What seems to have escaped U.S. policymakers is the meaning of the term “constructive.” A constructive role is a policy that is aimed at accomplishing an end that is attractive or beneficial to the parties involved. Neither the U.S. policy toward Syria, which can best be described as “No War, No Peace,” nor its role in the region can credibly be considered constructive by regional powers. It makes them less secure either in pursuit of goals which have been abandoned – deterring the use of chemical weapons – or abstractions that are not taken seriously, such as the western elite’s conception of universal democracy and values.

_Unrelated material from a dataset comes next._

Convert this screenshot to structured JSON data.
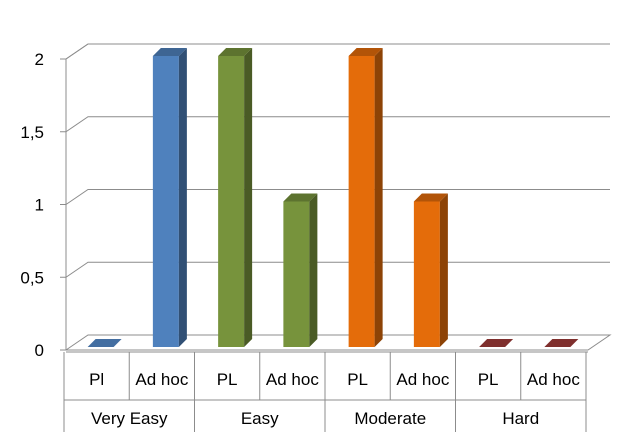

More worryingly, the same seems to be occurring when it comes to America’s policies on both Israel and Iran. The constructive aspect of the Abraham Accords for Gulf States was that it allowed Israel and the Arab states to pool their influence in Washington and around the world to contain Iran. It prevented something both Riyadh and Jerusalem feared under Obama – a U.S. rapprochement with Iran – and provided both Israel and the Arab nations with greater leverage in Washington.

Failing to grasp this makes it impossible for the Biden team to understand why U.S. hostility to Israel and overtures to Iran, rather than driving Saudi Arabia and Israel closer together, are doing the inverse. If the United States is not going to stand up to Iran in any event, Saudi Arabia has no choice but to make its own deals with Tehran. At the same time, if closer relations with Israel are going to worsen relations with Washington, not improve them, and cause the U.S. to move closer to Iran, not further away, why should Saudi Arabia accept those political costs? By abandoning support for the Jewish State, the Biden team has turned relations with Israel into a liability rather than an asset for many of the countries that signed the Abraham Accords.

Saudi Arabia’s outreach to Hamas reflects a lack of constructive signaling from the United States toward Israel, not a preference for the fundamentalist group. Revelations that the United States was aware of efforts by the Mossad, Israel’s own intelligence service, to oust Netanyahu, combined with U.S. efforts to topple the Israeli leader, mean that Saudi Arabia must take the prospect of an Israeli civil war, previously unthinkable, seriously.

In this context it would almost seem like an afterthought to mention the apparent civil war which has already broken out in Khartoum between two wings of Sudan’s military government, not least because it probably is an afterthought for the Biden team, despite peace being a passion project for the Bush, Obama and Trump administrations. The country has been slipping into chaos since Biden took office. With hundreds dead, all Secretary of State Tony Blinken could manage at the G7 summit were vague references to “a shared deep concern about… the violence that is going on in Sudan, the threat that that poses to civilians, that it poses to the Sudanese nation and potentially poses even to the region.”

Joe Biden was able to muster $6 billion for a bribe which managed to offend all parties in Northern Ireland, but no suggestion has been made of using Sudan’s total dependence on international financing to force the parties to the table. Their conflict is treated as some sort of force of nature, like the weather.

That is why there have been so many articles about China replacing the United States as a mediator around the world, and why there will be many more to come. Whether in Syria, Israel, or Sudan, the United States seems increasingly to view violence and conflict as a kind of weather. It seems not to occur to them that those who live next door to violence would prefer to see it ended, even without considering how LGBTQ+ inclusive or DEI-compliant such settlements may be. If the U.S. has given up on playing a constructive role, then it is no surprise others will give up on the U.S. role altogether.

Daniel Berman is a frequent commentator and lecturer on foreign policy and political affairs, both nationally and internationally. He holds a Ph.D. in International Relations from the London School of Economics. He also writes as Daniel Roman.